Personal information
- Full name: Jurandir Dário Gouveia Damasceno dos Santos
- Date of birth: 5 April 1944
- Place of birth: Paracatu, Minas Gerais, Brazil
- Date of death: 9 October 2021 (aged 77)
- Position(s): Forward

Senior career*
- Years: Team / Apps / (Gls)
- 1964–1965: América-MG
- 1965–1967: Palmeiras
- 1968: Monterrey
- 1968: Fluminense
- 1970: Flamengo
- 1971: América-MG
- 1972: Botafogo-SP
- 1972: Caldense
- 1973–1974: CEUB-DF

International career
- 1965: Brazil / 1 / (0)

= Dário Alegria =

Brazilian footballer (1944–2021)

Jurandir Dário Gouveia Damasceno dos Santos, commonly known as Dário or Dário Alegria, (5 April 1944 – 9 October 2021) was a footballer who played as a forward for several clubs in the Campeonato Brasileiro Série A and the Mexican Primera División. He also participated in the Brazil national team.

==Career==
Born in Paracatu, Minas Gerais, Dário Alegria's father, Luiz, died when Dário was only age 14. His family moved to Brasília, where Dário would be invited to play for CR Vasco da Gama's youth team. He began playing professional football with América Futebol Clube in 1964.

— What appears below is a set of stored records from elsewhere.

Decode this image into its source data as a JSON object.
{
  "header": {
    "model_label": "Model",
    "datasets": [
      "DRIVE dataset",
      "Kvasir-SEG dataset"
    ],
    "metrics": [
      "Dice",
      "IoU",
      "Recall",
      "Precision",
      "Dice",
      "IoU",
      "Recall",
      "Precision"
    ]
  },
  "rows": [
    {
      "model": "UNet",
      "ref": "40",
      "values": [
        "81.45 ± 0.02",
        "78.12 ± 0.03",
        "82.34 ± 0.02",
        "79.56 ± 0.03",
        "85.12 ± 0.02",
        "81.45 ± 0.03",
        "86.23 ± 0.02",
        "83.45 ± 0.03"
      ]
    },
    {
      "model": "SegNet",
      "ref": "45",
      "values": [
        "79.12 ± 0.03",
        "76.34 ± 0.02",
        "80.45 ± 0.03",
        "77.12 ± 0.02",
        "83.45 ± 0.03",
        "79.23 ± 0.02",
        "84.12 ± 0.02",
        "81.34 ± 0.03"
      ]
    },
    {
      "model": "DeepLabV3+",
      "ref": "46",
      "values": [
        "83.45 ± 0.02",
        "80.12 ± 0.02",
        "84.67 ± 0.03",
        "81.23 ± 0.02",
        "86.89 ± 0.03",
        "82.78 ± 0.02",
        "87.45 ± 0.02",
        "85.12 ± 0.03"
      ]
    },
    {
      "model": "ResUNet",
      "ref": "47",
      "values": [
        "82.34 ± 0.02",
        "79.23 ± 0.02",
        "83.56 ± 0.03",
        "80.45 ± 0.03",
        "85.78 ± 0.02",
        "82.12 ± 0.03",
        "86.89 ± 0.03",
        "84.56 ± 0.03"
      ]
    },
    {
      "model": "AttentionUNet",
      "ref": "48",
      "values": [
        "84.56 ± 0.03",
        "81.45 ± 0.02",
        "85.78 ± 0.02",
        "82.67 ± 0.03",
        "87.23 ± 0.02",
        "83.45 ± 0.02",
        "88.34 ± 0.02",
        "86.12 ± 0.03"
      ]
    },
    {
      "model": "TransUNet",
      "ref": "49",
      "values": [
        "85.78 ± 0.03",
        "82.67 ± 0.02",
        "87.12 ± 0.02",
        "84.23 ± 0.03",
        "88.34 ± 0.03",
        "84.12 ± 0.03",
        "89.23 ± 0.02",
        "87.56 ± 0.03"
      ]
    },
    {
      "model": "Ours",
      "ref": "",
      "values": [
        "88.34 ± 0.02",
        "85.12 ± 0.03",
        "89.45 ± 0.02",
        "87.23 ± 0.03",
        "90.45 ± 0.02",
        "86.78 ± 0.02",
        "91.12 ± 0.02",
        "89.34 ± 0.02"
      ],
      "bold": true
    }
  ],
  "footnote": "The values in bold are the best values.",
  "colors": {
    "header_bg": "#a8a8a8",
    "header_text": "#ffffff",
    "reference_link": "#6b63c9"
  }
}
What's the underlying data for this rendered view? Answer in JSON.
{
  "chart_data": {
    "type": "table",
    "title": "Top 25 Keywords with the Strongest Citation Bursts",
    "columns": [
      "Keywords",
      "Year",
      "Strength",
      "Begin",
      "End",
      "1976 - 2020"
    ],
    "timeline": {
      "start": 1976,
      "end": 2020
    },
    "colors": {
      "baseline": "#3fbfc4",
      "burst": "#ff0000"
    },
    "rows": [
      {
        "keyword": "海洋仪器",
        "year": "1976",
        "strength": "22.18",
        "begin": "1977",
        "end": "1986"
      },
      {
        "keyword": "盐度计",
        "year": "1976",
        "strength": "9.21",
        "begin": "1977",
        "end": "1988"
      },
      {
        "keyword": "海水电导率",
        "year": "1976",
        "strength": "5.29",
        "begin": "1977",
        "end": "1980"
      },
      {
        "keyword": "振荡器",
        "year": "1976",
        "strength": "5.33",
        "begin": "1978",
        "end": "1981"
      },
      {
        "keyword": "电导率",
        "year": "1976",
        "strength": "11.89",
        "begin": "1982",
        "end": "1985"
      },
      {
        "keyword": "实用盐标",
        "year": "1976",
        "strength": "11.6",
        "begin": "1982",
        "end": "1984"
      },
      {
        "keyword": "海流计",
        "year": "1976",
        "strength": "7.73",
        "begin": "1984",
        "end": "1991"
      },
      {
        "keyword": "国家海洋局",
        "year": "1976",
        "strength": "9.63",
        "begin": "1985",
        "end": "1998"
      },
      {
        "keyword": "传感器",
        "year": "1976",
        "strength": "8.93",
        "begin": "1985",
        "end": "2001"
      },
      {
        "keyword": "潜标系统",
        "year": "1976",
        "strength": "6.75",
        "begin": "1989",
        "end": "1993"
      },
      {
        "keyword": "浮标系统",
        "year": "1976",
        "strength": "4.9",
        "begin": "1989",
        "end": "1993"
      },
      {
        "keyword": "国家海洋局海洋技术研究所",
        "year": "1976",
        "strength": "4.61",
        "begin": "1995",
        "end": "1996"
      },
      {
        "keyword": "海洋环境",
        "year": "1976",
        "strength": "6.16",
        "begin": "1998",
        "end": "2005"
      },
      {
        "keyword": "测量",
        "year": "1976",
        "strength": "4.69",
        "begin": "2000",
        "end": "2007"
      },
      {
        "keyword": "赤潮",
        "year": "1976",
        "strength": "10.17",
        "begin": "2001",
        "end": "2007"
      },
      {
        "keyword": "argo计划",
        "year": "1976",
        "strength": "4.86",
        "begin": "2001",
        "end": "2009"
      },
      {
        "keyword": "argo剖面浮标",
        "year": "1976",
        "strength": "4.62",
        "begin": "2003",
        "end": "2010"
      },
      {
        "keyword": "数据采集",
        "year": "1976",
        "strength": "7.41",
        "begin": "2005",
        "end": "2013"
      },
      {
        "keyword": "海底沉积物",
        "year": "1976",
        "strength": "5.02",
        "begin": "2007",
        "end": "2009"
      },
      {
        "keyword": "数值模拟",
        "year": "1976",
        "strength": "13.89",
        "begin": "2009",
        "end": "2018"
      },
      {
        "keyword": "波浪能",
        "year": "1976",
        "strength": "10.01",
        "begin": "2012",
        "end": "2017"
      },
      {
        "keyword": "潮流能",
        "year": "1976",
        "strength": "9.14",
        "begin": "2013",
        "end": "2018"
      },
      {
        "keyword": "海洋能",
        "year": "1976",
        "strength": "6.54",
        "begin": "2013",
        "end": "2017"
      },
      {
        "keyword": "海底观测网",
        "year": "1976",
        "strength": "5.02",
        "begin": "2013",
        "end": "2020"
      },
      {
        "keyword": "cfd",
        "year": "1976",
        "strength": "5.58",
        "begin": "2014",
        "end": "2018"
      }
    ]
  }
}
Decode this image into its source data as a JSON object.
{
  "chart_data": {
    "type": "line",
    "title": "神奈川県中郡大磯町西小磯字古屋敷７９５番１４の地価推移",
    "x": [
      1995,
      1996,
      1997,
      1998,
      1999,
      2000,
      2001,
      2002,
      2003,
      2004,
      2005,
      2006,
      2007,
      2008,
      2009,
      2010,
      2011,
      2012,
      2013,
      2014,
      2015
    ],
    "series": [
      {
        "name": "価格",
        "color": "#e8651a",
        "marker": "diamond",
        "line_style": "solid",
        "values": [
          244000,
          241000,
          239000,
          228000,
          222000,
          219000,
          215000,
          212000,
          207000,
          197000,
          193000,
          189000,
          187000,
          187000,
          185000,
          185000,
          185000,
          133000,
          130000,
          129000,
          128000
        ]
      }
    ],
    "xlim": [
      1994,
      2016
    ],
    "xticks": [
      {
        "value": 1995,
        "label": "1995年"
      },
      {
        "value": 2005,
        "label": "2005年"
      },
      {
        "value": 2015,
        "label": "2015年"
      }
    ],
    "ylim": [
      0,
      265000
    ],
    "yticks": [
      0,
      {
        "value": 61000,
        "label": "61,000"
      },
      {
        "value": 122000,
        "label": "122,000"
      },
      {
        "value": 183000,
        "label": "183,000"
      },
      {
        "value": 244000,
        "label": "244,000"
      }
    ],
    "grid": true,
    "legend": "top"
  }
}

In 1965, Dário Alegria joined Sociedade Esportiva Palmeiras. He would win the 1967 Campeonato Brasileiro with Palmeiras, making him the first player from Paracatu to win a national championship. In 1968, he moved to Mexico to play for C.F. Monterrey for six months before returning to Brazil with Fluminense Football Club.

Dário Alegria won state championships in 1966 (Campeonato Paulista with Palmeiras) and 1971 (Campeonato Mineiro with América) and had brief stints with Clube de Regatas do Flamengo, Botafogo de Ribeirão Preto, Associação Atlética Caldense, Villa Nova Atlético Clube and Olaria Atlético Clube, before he finished his career with Centro de Ensino Unificado de Brasília Esporte Clube.

Dário Alegria made his only appearance for the Brazil national team in a friendly against Uruguay on 7 September 1965.